Lymph node dissection often causes more disability than just lymphedema. While immediate lymphatic reconstruction (ILR) with lymphovenous bypass (LVB) is performed at the time of standard lymphadenectomies, in patients with overwhelming risk of developing contracture and lymphedema, it is Ideal is to reconstruct both soft tissue and lymphatic defect. The purpose of this study was to evaluate the safety and efficacy of ILR with a vascularized omentum lymphatic transplant (VOLT) to reduce the risk of contracture and lymphedema development in patients with extensive disease.
Patients with an overwhelming risk of developing severe lymphedema and contracture (bulky disease, extensive surgery and/or radiation, recurrence, reoperation), were offered VOLT at the time of axillary/groin dissection at a tertiary-cancer center between 2016 to 2021. Demographic data, volume measurements, QOL scores, cellulitis episodes, compression use, and range of motion were recorded.
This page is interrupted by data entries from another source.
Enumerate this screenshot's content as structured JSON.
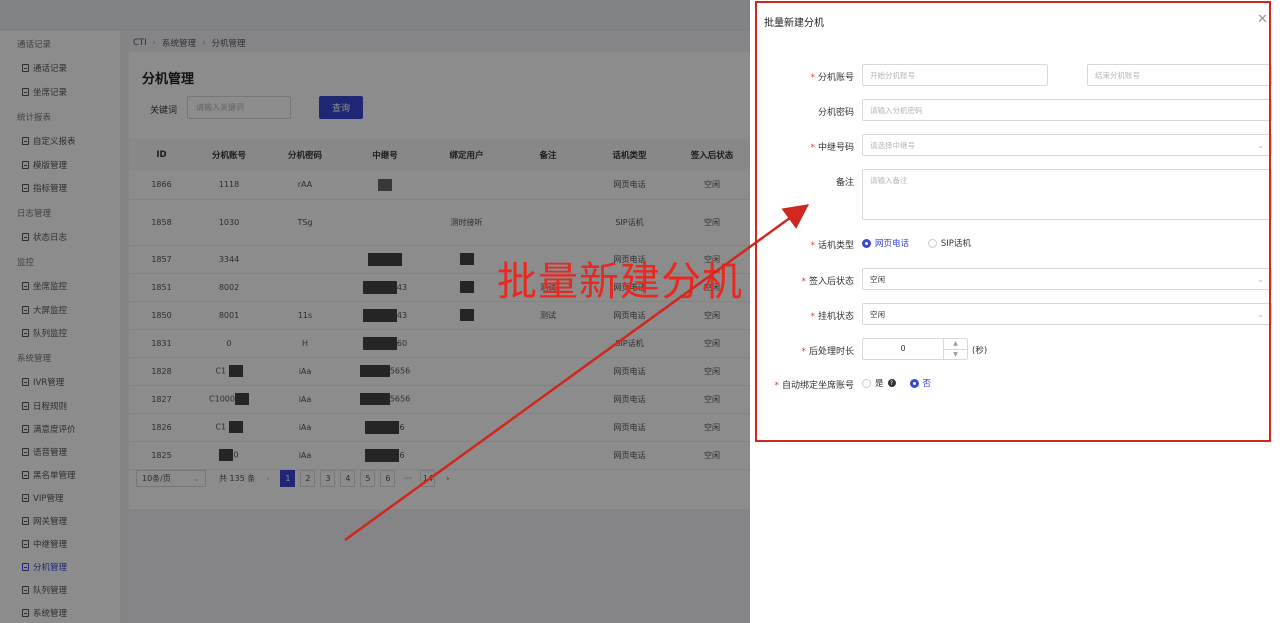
{
  "breadcrumb": [
    "CTI",
    "系统管理",
    "分机管理"
  ],
  "sidebar": {
    "groups": [
      {
        "label": "通话记录",
        "items": [
          "通话记录",
          "坐席记录"
        ]
      },
      {
        "label": "统计报表",
        "items": [
          "自定义报表",
          "模版管理",
          "指标管理"
        ]
      },
      {
        "label": "日志管理",
        "items": [
          "状态日志"
        ]
      },
      {
        "label": "监控",
        "items": [
          "坐席监控",
          "大屏监控",
          "队列监控"
        ]
      },
      {
        "label": "系统管理",
        "items": [
          "IVR管理",
          "日程规则",
          "满意度评价",
          "语音管理",
          "黑名单管理",
          "VIP管理",
          "网关管理",
          "中继管理",
          "分机管理",
          "队列管理",
          "系统管理"
        ]
      }
    ],
    "active": "分机管理"
  },
  "main": {
    "title": "分机管理",
    "keyword_label": "关键词",
    "keyword_placeholder": "请输入关键词",
    "query_button": "查询"
  },
  "table": {
    "columns": [
      "ID",
      "分机账号",
      "分机密码",
      "中继号",
      "绑定用户",
      "备注",
      "话机类型",
      "签入后状态"
    ],
    "rows": [
      {
        "id": "1866",
        "account": "1118",
        "password": "rAA",
        "trunk": "",
        "user": "",
        "note": "",
        "type": "网页电话",
        "status": "空闲"
      },
      {
        "id": "1858",
        "account": "1030",
        "password": "TSg",
        "trunk": "",
        "user": "测时接听",
        "note": "",
        "type": "SIP话机",
        "status": "空闲"
      },
      {
        "id": "1857",
        "account": "3344",
        "password": "",
        "trunk": "",
        "user": "",
        "note": "",
        "type": "网页电话",
        "status": "空闲"
      },
      {
        "id": "1851",
        "account": "8002",
        "password": "",
        "trunk": "43",
        "user": "",
        "note": "测试",
        "type": "网页电话",
        "status": "空闲"
      },
      {
        "id": "1850",
        "account": "8001",
        "password": "11s",
        "trunk": "43",
        "user": "",
        "note": "测试",
        "type": "网页电话",
        "status": "空闲"
      },
      {
        "id": "1831",
        "account": "0",
        "password": "H",
        "trunk": "60",
        "user": "",
        "note": "",
        "type": "SIP话机",
        "status": "空闲"
      },
      {
        "id": "1828",
        "account": "C1",
        "password": "iAa",
        "trunk": "5656",
        "user": "",
        "note": "",
        "type": "网页电话",
        "status": "空闲"
      },
      {
        "id": "1827",
        "account": "C1000",
        "password": "iAa",
        "trunk": "5656",
        "user": "",
        "note": "",
        "type": "网页电话",
        "status": "空闲"
      },
      {
        "id": "1826",
        "account": "C1",
        "password": "iAa",
        "trunk": "6",
        "user": "",
        "note": "",
        "type": "网页电话",
        "status": "空闲"
      },
      {
        "id": "1825",
        "account": "0",
        "password": "iAa",
        "trunk": "6",
        "user": "",
        "note": "",
        "type": "网页电话",
        "status": "空闲"
      }
    ]
  },
  "pagination": {
    "page_size": "10条/页",
    "total": "共 135 条",
    "pages": [
      "1",
      "2",
      "3",
      "4",
      "5",
      "6",
      "···",
      "14"
    ],
    "current": "1"
  },
  "drawer": {
    "title": "批量新建分机",
    "fields": {
      "account_label": "分机账号",
      "account_start_placeholder": "开始分机账号",
      "account_end_placeholder": "结束分机账号",
      "password_label": "分机密码",
      "password_placeholder": "请输入分机密码",
      "trunk_label": "中继号码",
      "trunk_placeholder": "请选择中继号",
      "note_label": "备注",
      "note_placeholder": "请输入备注",
      "phone_type_label": "话机类型",
      "phone_type_options": [
        "网页电话",
        "SIP话机"
      ],
      "phone_type_selected": "网页电话",
      "signin_status_label": "签入后状态",
      "signin_status_value": "空闲",
      "hangup_status_label": "挂机状态",
      "hangup_status_value": "空闲",
      "post_process_label": "后处理时长",
      "post_process_value": "0",
      "post_process_unit": "(秒)",
      "auto_bind_label": "自动绑定坐席账号",
      "auto_bind_options": [
        "是",
        "否"
      ],
      "auto_bind_selected": "否"
    }
  },
  "annotation": {
    "text": "批量新建分机",
    "color": "#e8291f"
  },
  "colors": {
    "primary": "#3a47d5",
    "annotation": "#d0271f"
  }
}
A total of eleven patients, nine females (82%) and two males (18%), with an average age of 52.1 14.0 years, underwent immediate reconstruction with VOLT at the time of axillary (n=7, 64%) or groin (n=4, 36%) dissection. The mean BMI was 27.6 3.8 kg/m2. No intraoperative complications were observed (0%). The mean follow-up time was 22.0 months. Lymphedema, defined as volume differential > 10%/LDEX > 6.5 developed in one patient. All patients maintained full range of motion with no pain (n=11, 100%). Only one patient used a compression garment occasionally (9%). Additionally, patients did not appear "radiated" with a satisfactory cosmetic result.
This is the first study to report ILR with VOLT. VOLT is a safe and reliable option for immediate-reconstruction of the highest-risk patient group who are almost certain to develop not only lymphedema but severe contracture and functional disability. Therefore, the authors recommend the use of VOLT in patients undergoing either an extensive lymph node dissection or postoperative radiation.